Glioblastomas rank among the most lethal of all human cancers. Current therapy includes maximal surgical resection, followed by combined radiotherapy and oral chemotherapy (temozolomide), and adjuvant temozolomide. Maximal current therapy offers only palliation. Median survival for glioblastoma patients has been reported to be 15-21 months, but these data are derived from patients with favorable age and performance status. Recurrent glioblastoma therapy is limited with little evidence for effective therapy. Treatment failure is derived from numerous causes, including the presence of stem-like tumor cells, called glioblastoma stem cells (GSCs). GSCs contribute to radioresistance, chemoresistance, invasion, immune escape, and angiogenesis. GSCs display dependencies on specific signal transduction pathways and epigenetic regulation, associated with metabolic reprogramming. Almost all living organisms on earth are exposed to a regular 24-hour day-night cycles generated by planet’s rotation around its own axis, which in return leads to the evolution of intrinsic, entrainable circadian rhythm driven by cell autonomous biological clocks. Molecular oscillation of transcriptional circuitry to regulate circadian rhythms include positive regulation by the BMAL1 and CLOCK transcription factors, with two negative regulatory loops that either transcriptionally downregulate BMAL1 or bind and inhibit BMAL1:CLOCK transcriptional complexes. In our proposed studies, we leverage preliminary findings that the circadian rhythm machinery serves distinct cellular and molecular roles in maintenance of GSCs. We will determine the necessity for circadian rhythm regulation in GSCs mediate through metabolic reprogramming and selective activation of oncogenic pathways. To translate these efforts into novel clinical paradigms, we are using a novel class of agents that target circadian clock function. These small molecule inhibitors are brain penetrant and can be combined with other therapies to create synergistic targeting of GSCs. To generate the most effective therapeutic paradigm, we will interrogate the preclinical utility of novel targeted therapies that disrupt the circadian rhythm oscillatory loop that could accentuate the efficacy of conventional therapy. Collectively, the proposed studies will lay the foundation for improved understanding of circadian rhythm regulation in cancer stem cell biology with possible application to improved oncologic care.
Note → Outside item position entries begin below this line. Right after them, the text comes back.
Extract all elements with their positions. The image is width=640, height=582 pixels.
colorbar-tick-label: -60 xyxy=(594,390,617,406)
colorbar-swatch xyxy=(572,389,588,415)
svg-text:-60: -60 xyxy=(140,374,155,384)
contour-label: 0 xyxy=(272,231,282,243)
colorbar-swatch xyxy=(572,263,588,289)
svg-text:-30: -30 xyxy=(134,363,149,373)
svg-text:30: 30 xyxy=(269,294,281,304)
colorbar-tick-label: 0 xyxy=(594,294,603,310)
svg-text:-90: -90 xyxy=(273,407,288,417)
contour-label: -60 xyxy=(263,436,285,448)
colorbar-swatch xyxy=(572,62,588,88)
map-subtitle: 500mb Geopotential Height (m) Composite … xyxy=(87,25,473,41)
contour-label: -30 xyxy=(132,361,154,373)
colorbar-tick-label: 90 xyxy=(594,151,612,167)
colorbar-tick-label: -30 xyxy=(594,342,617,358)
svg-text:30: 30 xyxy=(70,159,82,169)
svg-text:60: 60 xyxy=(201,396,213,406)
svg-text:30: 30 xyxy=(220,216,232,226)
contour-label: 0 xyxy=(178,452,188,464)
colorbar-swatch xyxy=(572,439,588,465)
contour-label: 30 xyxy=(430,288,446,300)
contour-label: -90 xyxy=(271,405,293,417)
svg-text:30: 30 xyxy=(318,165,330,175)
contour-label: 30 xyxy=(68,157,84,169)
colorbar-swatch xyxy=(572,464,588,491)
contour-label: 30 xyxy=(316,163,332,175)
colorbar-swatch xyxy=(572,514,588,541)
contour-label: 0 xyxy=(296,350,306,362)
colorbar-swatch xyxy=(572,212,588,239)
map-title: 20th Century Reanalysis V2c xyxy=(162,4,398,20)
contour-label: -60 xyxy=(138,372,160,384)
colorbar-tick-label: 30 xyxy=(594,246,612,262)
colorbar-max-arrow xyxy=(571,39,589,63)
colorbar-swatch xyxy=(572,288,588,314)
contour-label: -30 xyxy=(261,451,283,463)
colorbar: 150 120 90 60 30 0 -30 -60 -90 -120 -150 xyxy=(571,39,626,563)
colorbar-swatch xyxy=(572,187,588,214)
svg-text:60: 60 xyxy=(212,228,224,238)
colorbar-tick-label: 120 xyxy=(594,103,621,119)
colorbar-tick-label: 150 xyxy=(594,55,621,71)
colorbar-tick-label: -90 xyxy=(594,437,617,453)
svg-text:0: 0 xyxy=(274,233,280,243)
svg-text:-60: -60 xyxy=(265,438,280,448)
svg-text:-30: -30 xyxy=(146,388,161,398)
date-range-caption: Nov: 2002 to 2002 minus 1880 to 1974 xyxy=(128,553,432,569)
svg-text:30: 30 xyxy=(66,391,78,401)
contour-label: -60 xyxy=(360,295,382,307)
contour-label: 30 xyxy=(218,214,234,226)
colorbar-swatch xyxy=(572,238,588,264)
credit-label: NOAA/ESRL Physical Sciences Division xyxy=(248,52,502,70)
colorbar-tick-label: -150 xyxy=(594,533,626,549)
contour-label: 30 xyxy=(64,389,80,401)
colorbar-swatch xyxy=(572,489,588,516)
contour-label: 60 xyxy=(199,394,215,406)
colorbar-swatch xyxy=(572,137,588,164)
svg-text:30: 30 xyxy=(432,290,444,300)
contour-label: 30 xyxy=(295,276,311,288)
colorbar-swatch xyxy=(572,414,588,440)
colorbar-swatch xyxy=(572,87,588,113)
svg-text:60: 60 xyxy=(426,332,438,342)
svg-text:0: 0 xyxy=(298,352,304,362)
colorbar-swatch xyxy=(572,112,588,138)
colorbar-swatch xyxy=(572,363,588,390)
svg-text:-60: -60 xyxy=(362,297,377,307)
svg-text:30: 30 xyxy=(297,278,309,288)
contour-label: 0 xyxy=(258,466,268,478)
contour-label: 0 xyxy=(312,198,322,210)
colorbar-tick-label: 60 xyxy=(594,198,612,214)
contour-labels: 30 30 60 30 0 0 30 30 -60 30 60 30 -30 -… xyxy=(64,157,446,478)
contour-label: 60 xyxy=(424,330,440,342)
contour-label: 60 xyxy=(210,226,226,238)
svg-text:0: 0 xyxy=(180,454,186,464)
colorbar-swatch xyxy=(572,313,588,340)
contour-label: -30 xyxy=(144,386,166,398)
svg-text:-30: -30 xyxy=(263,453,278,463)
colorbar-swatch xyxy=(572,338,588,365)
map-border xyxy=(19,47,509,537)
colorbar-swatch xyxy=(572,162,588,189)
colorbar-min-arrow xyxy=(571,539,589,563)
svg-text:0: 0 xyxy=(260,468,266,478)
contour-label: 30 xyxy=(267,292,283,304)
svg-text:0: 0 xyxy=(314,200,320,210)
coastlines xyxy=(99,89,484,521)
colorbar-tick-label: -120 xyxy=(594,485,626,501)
胶质母细胞瘤是人类所有癌症中最致命的癌症之一。目前的治疗方法包括最大限度的手术治疗 切除，然后联合放疗和口服化疗(替莫唑胺)和辅助 替莫唑胺。最大电流疗法只能起到缓解作用。胶质母细胞瘤患者的中位生存期为 据报道为15-21个月，但这些数据来自年龄和年龄适中的患者 性能状态。复发性胶质母细胞瘤的治疗是有限的，几乎没有有效治疗的证据。 治疗失败的原因有很多，包括干细胞样肿瘤细胞的存在，称为 胶质母细胞瘤干细胞(GSC)。GSCs参与辐射抵抗、化疗抵抗、侵袭和免疫 逃逸和血管生成。GSC显示对特定信号转导通路的依赖关系 表观遗传调节，与新陈代谢重新编程相关。 地球上几乎所有的生命有机体都暴露在由行星热产生的有规律的24小时昼夜循环中 围绕自己的轴旋转，这反过来又导致内在的、可牵连的昼夜节律的演变 由细胞自主生物钟驱动。转录回路的分子振荡调节 昼夜节律包括BMAL1和时钟转录因子的正调节，有两个 转录下调BMAL1或结合和抑制BMAL1的负性调控环 BMal1：时钟转录复合体。在我们建议的研究中，我们利用了初步研究结果，即 昼夜节律机制在GSCs的维持中起着不同的细胞和分子作用。我们会 确定GSCs通过代谢重编程调节昼夜节律的必要性 以及选择性激活致癌途径。 为了将这些努力转化为新的临床范例，我们正在使用一类新的靶向药物 生物钟功能。这些小分子抑制剂是脑穿透性的，可以与其他 创造GSCs协同靶向的治疗方法。为了产生最有效的治疗范例，我们 将询问打乱昼夜节律振荡的新型靶向治疗的临床前效用 可以加强常规治疗效果的循环。总的来说，拟议的研究将 癌症干细胞生物学中改善昼夜节律调节理解的基础 可能应用于改进的肿瘤护理。